Oleh : Jhojo Rumampuk
Di Kabupaten Pohuwato, tepatnya di Kecamatan Buntulia, telah lama berlangsung sebuah ironi tentang ketika hukum berjalan pincang, dan moral publik digiring pada kekaguman palsu terhadap kekayaan yang dibangun dari pelanggaran.
Nama Haji Suci terus berkibar, bukan karena kontribusi sah terhadap pembangunan daerah, melainkan karena penguasaan wilayah pertambangan ilegal berskala besar yang kini menjadi rahasia umum.
Dengan setidaknya 23 unit alat berat yang beroperasi di lokasi tanpa izin resmi, kita tidak lagi butuh bukti tambahan untuk menyimpulkan bahwa kerusakan lingkungan di Buntulia adalah kejahatan yang nyata, terstruktur, dan berlangsung lama.
Tetapi justru di situlah persoalan utama muncul.Sejak kapan kekayaan dari praktik tambang ilegal menjadi simbol status, bukan pelanggaran hukum?
Sejak kapan pemerintah daerah merasa cukup dengan diam dan seolah semua ini tak terjadi di depan mata?

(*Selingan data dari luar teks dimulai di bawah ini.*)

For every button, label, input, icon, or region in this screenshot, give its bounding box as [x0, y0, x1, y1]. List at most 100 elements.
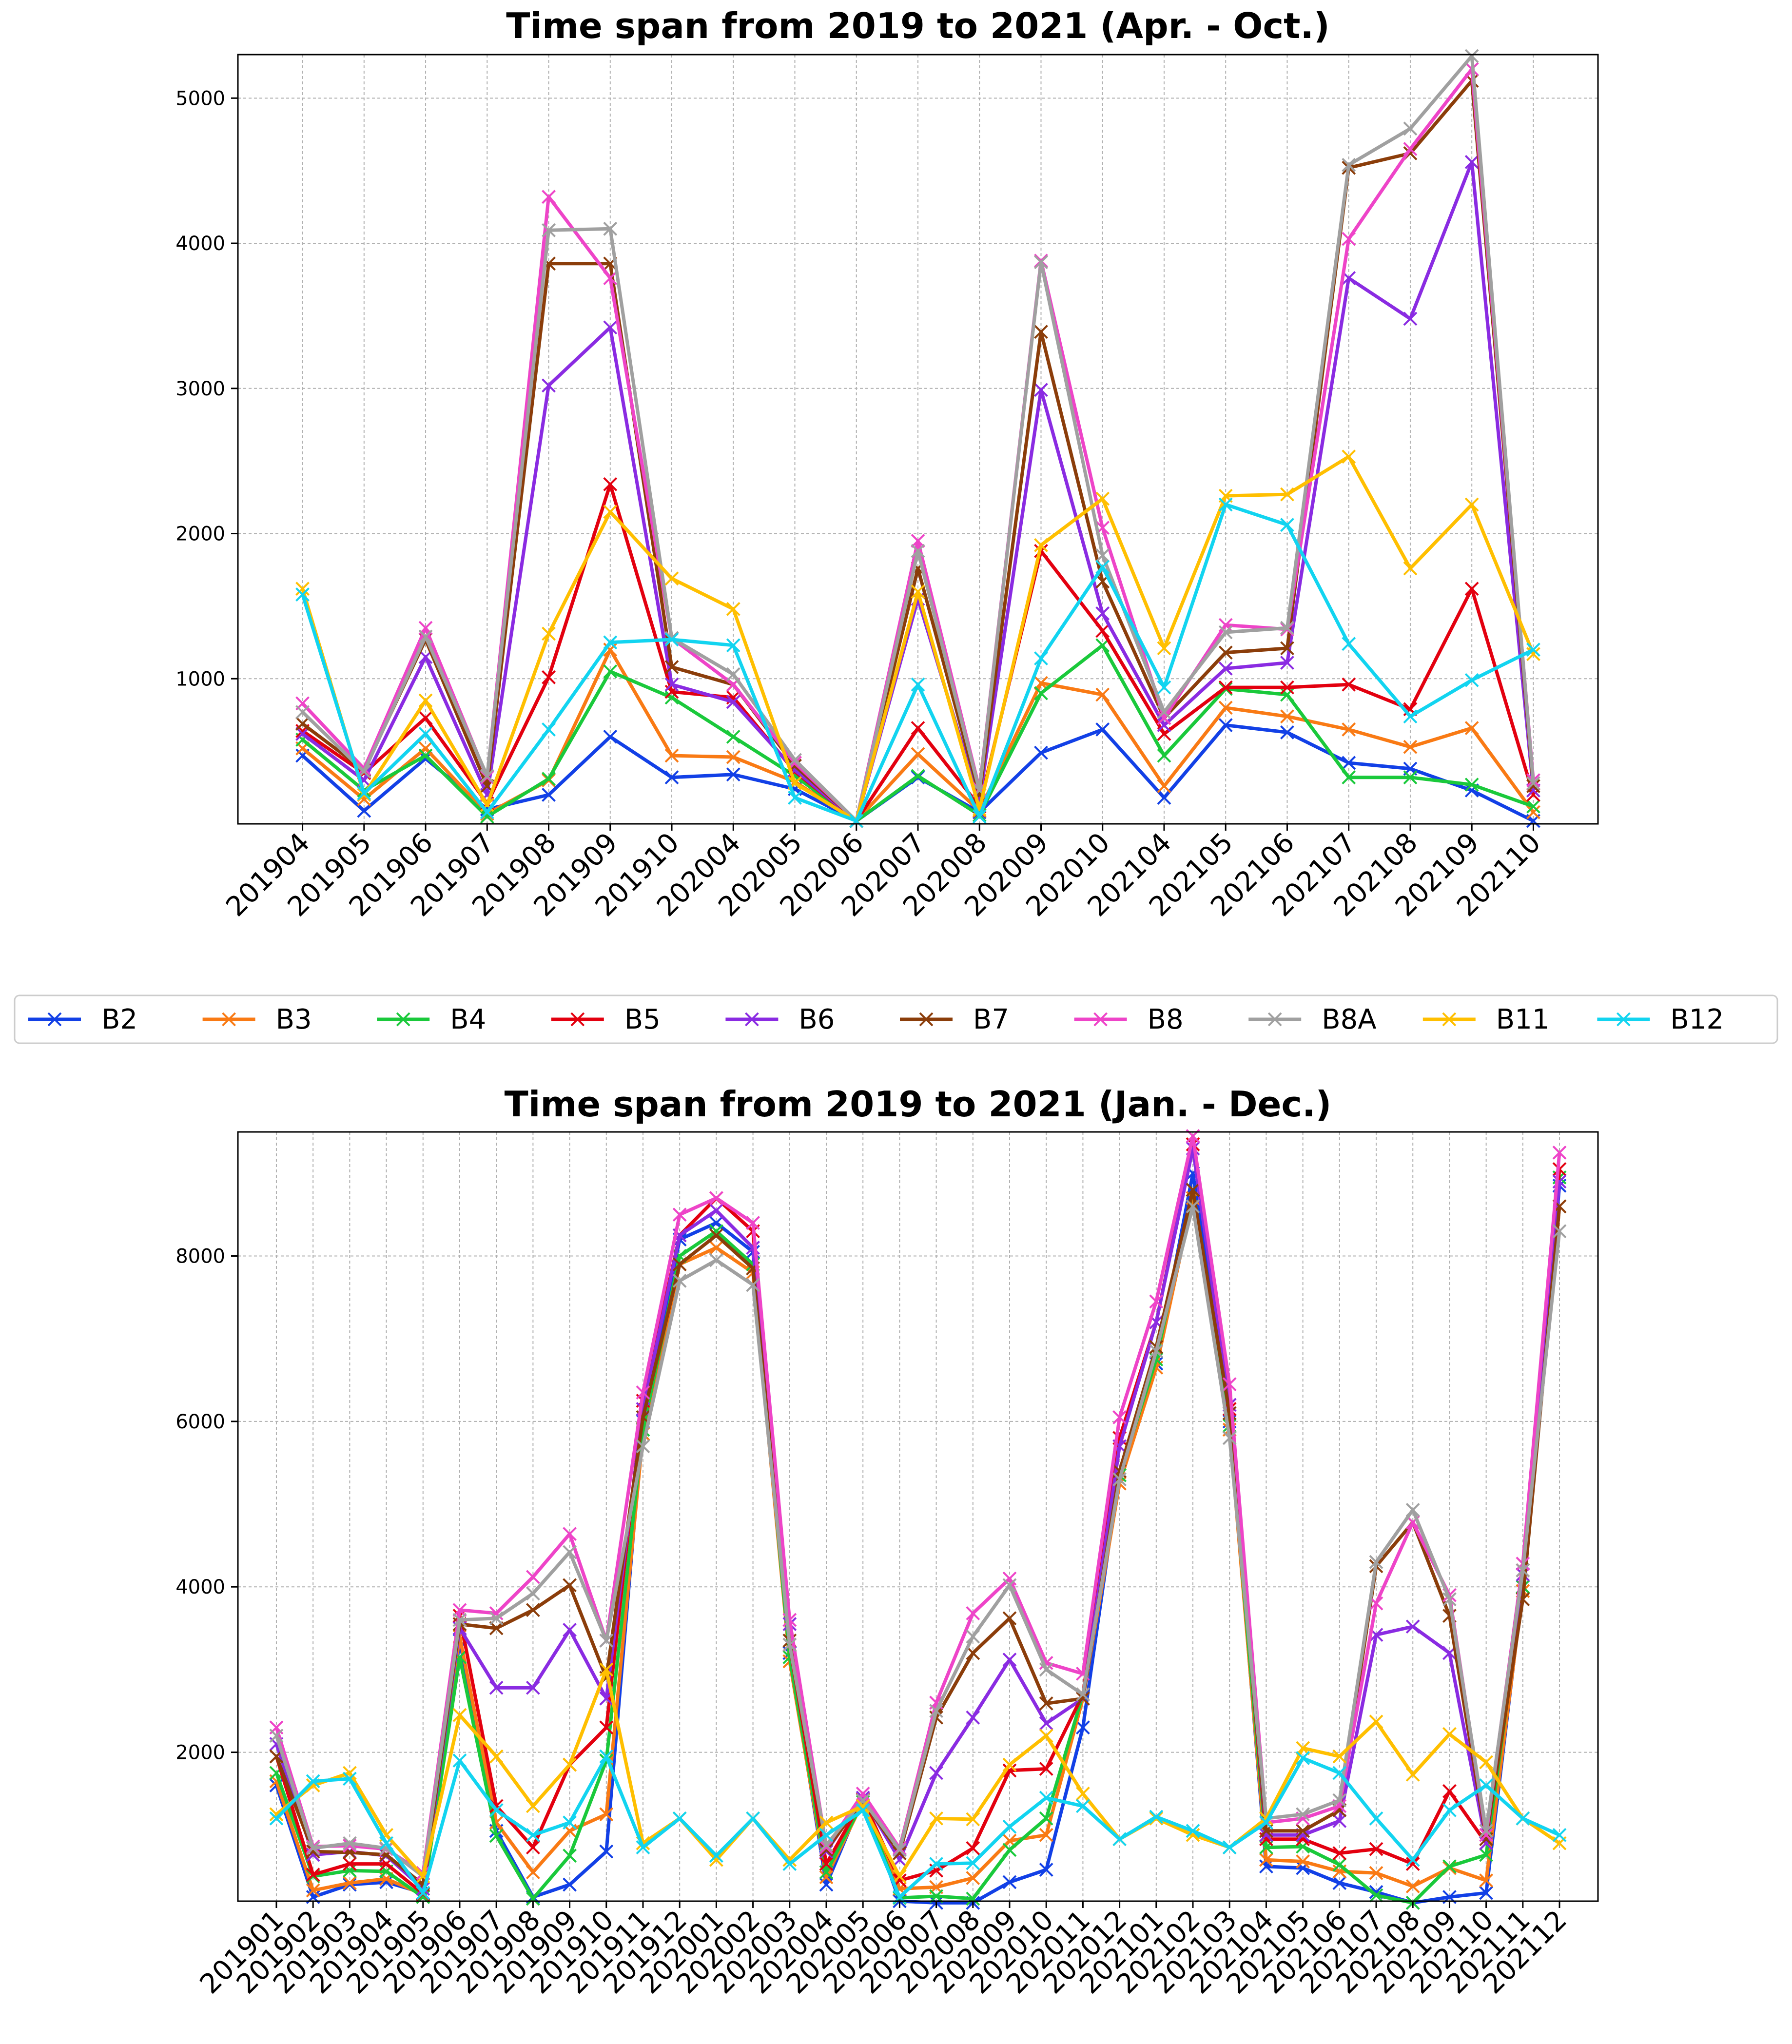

Dan yang paling menyedihkan, sejak kapan aparat penegak hukum membiarkan pelaku tambang ilegal bertransformasi menjadi dermawan sosial tanpa sentuhan keadilan?Kita semua mudah dibuat lupa.
Ketika bantuan sosial digelontorkan, kita kerap menoleh ke arah yang salah serta melupakan bahwa uang yang dipakai itu adalah hasil dari perusakan bumi kita sendiri.

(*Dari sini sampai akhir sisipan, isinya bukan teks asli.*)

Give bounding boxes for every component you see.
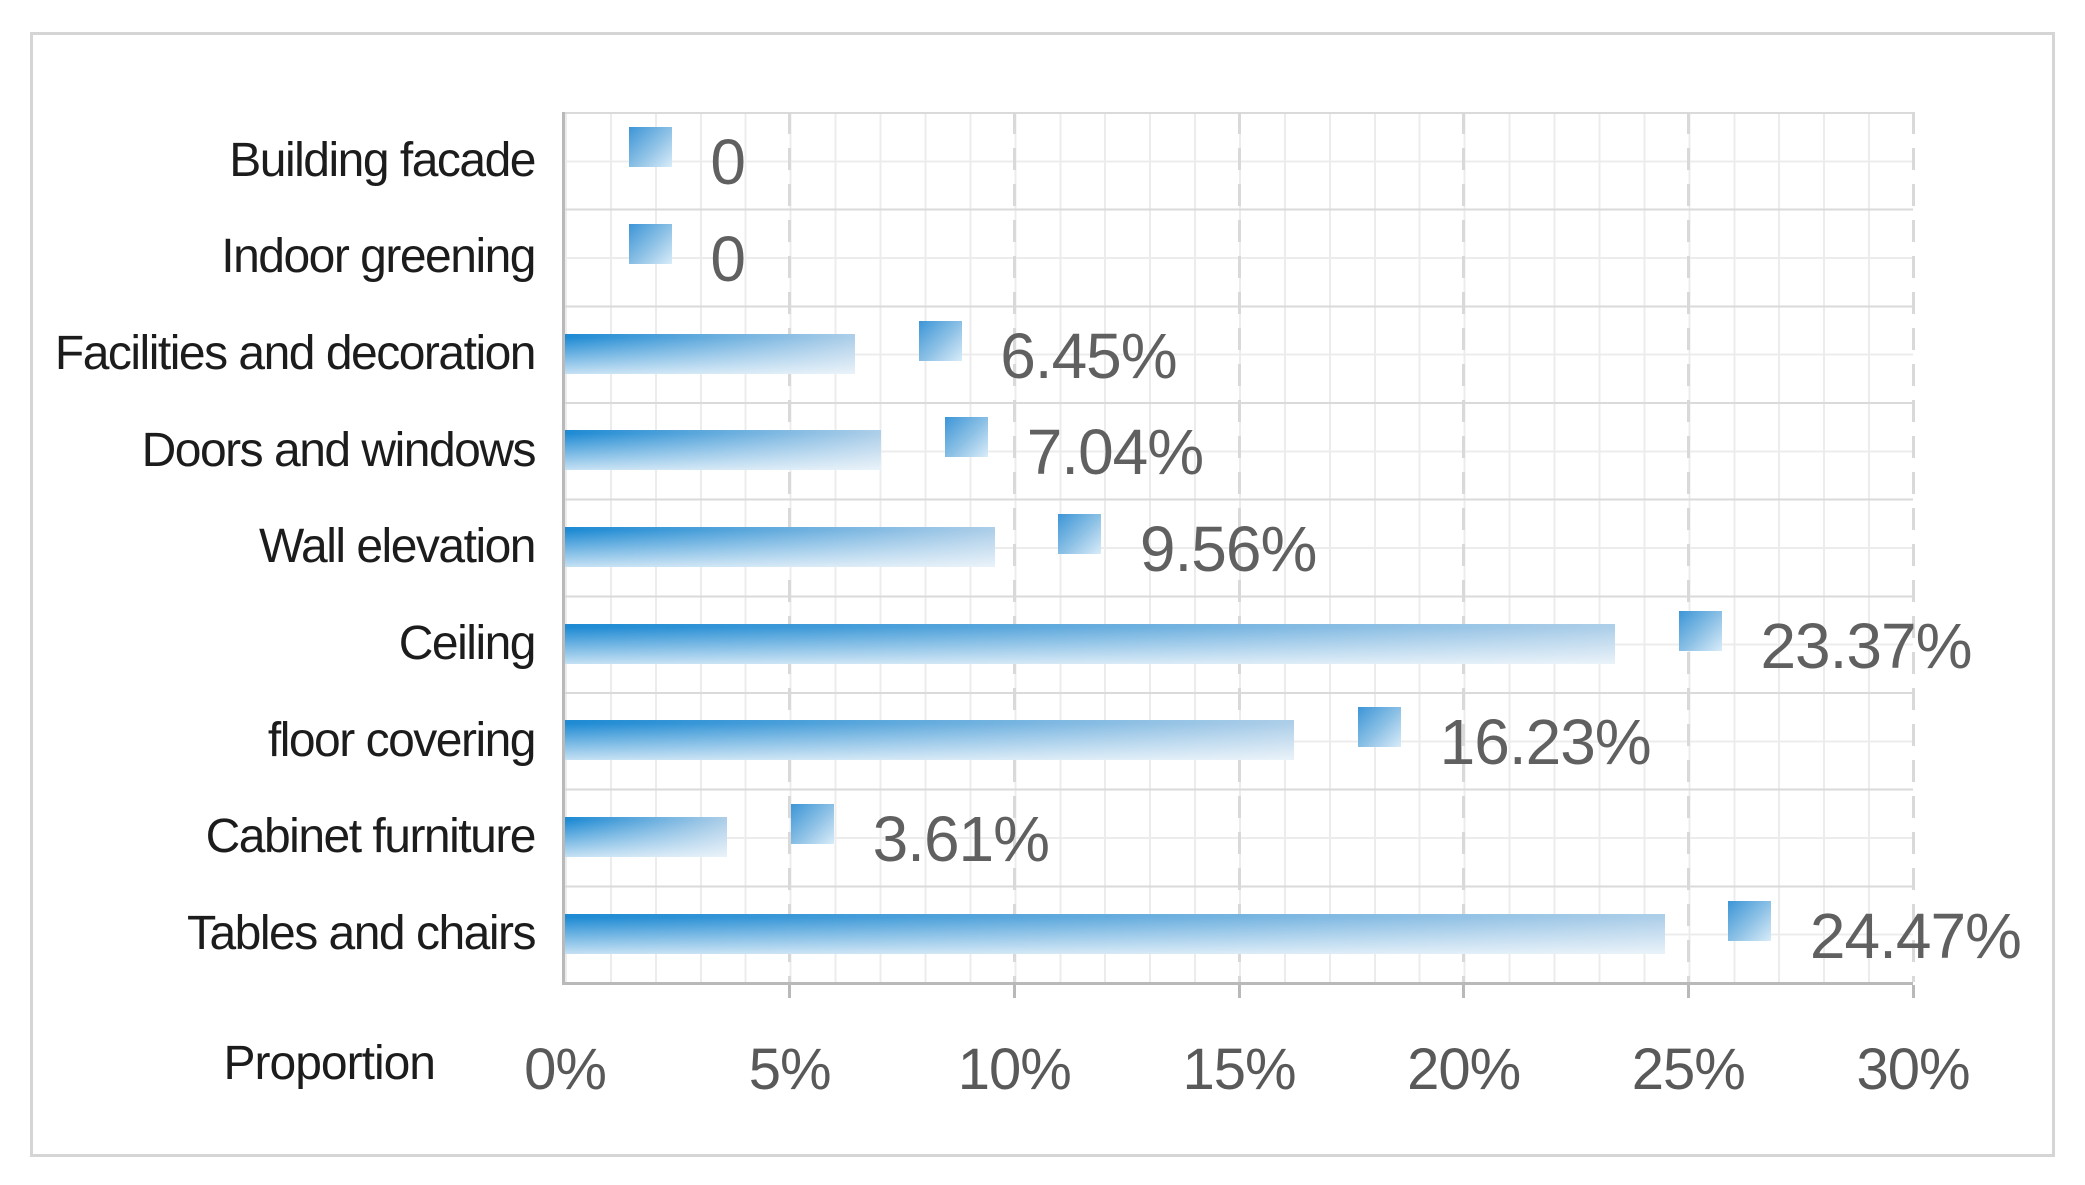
axis-tick-mark (1237, 985, 1241, 998)
plot-area: 0 0 6.45% 7.04% 9.56% 23.37% 16.23% 3.61% 24.47% (562, 112, 2022, 985)
axis-tick-mark (1012, 985, 1016, 998)
axis-tick-mark (788, 985, 792, 998)
bar (565, 817, 728, 857)
bar-marker (628, 127, 672, 168)
data-label: 24.47% (1809, 899, 2022, 972)
x-tick-label: 0% (524, 1037, 607, 1102)
category-label: Building facade (229, 133, 536, 187)
x-tick-label: 10% (957, 1037, 1072, 1102)
major-gridline (1462, 112, 1466, 982)
bar-marker (791, 804, 835, 844)
data-label: 7.04% (1026, 416, 1204, 489)
bar (565, 430, 882, 471)
category-label: floor covering (267, 713, 537, 767)
bar-marker (628, 224, 672, 264)
major-gridline (1237, 112, 1241, 982)
x-tick-label: 25% (1631, 1037, 1746, 1102)
bar-marker (1678, 610, 1722, 651)
bar (565, 623, 1616, 664)
x-tick-label: 20% (1407, 1037, 1521, 1102)
bar-marker (1728, 900, 1772, 941)
chart-frame (30, 32, 2055, 1157)
major-gridline (1911, 112, 1915, 982)
x-tick-label: 30% (1856, 1037, 1970, 1102)
category-label: Doors and windows (141, 423, 537, 477)
category-label: Tables and chairs (186, 907, 537, 961)
category-label: Wall elevation (258, 520, 537, 574)
data-label: 23.37% (1760, 609, 1972, 682)
axis-tick-mark (1686, 985, 1690, 998)
major-gridline (1012, 112, 1016, 982)
bar-marker (918, 320, 962, 361)
bar-marker (945, 417, 989, 458)
category-label: Facilities and decoration (54, 327, 537, 381)
bar (565, 333, 855, 374)
data-label: 6.45% (1000, 319, 1177, 392)
category-label: Ceiling (398, 617, 537, 671)
bar (565, 720, 1295, 761)
bar (565, 527, 995, 567)
data-label: 9.56% (1139, 513, 1317, 585)
bar-marker (1058, 514, 1102, 554)
data-label: 16.23% (1439, 706, 1652, 779)
data-label: 0 (710, 126, 746, 199)
category-label: Cabinet furniture (205, 810, 537, 864)
bar (565, 913, 1665, 954)
x-axis-title: Proportion (223, 1037, 436, 1090)
x-tick-label: 15% (1182, 1037, 1296, 1102)
data-label: 3.61% (872, 803, 1050, 875)
major-gridline (1686, 112, 1690, 982)
bar-marker (1358, 707, 1402, 748)
x-tick-label: 5% (748, 1037, 832, 1102)
data-label: 0 (710, 223, 746, 295)
axis-tick-mark (1462, 985, 1466, 998)
axis-tick-mark (1911, 985, 1915, 998)
category-label: Indoor greening (221, 230, 536, 284)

Haji Suci yang saat ini merasa punya hak moral hanya karena membagi-bagikan kekayaan dari tambang ilegal sebenarnya tidak sedang berbuat baik, melainkan sedang mencuci citra. Inilah bentuk paling halus dari pencucian uang dan pencucian dosa ke khalayak ramai.
Dan lebih parah lagi, praktik ini seolah dibolehkan oleh pembiaran pemerintah yang seharusnya menjadi garda terdepan penjaga hak rakyat.Pemerintah daerah mulai dari bupati hingga jajaran teknis di dinas terkait tidak bisa terus bersembunyi di balik argumen “itu ranah aparat penegak hukum”.
Penegakan hukum memang bukan sepenuhnya di tangan mereka, tetapi melindungi masyarakat dan lingkungan dari bencana adalah amanat langsung dari konstitusi.
Pasal 33 ayat 3 UUD 1945 menyebut bahwa bumi, air, dan kekayaan alam yang terkandung di dalamnya dikuasai oleh negara dan dipergunakan sebesar-besarnya untuk kemakmuran rakyat.
Maka dari itu, diamnya pemerintah daerah terhadap praktik PETI adalah bentuk pembiaran terhadap pelanggaran konstitusi.
Jika pemerintah daerah tidak mampu melindungi tanah rakyat dari eksploitasi ilegal, maka keberadaan mereka bukan lagi representasi negara, melainkan hanya bayang-bayang dari kekuasaan yang disandera oleh kekuatan uang.
Penegak hukum, terutama Polda Gorontalo dan Kejaksaan Tinggi, harus menjadikan aktivitas tambang ilegal tersebut sebagai prioritas penindakan. Tidak boleh ada lagi ruang kompromi untuk pelaku perusakan lingkungan, apalagi yang telah menjadikan kekayaannya sebagai tameng sosial.
Pemerintah Daerah Pohuwato, termasuk Bupati Saipul Mbuinga, harus mengambil sikap terbuka, tegas, dan berpihak pada keselamatan rakyat. Jika terus bersembunyi di balik retorika normatif, maka kepercayaan akan hilang dan celah itu akan diisi oleh kekuatan-kekuatan informal yang tidak mengenal hukum maupun etika.
Haji Suci mungkin punya uang. Tapi negara ini punya konstitusi. Dan konstitusi harus lebih kuat dari dompet siapa pun.Jika pemerintah daerah tidak hadir untuk rakyat di Buntulia hari ini, maka kelak rakyat akan belajar untuk hidup tanpa negara. Dan ketika itu terjadi, kita semua akan kehilangan lebih dari sekadar emas kita akan kehilangan keadilan.
Sebab saat ini, Haji Suci bisa membeli kebebasannya dengan kekayaan dari emas ilegal, dan ketika Pemerintah Daerah masih terus bermain aman di zona abu-abu, maka mereka bukan bagian dari solusi.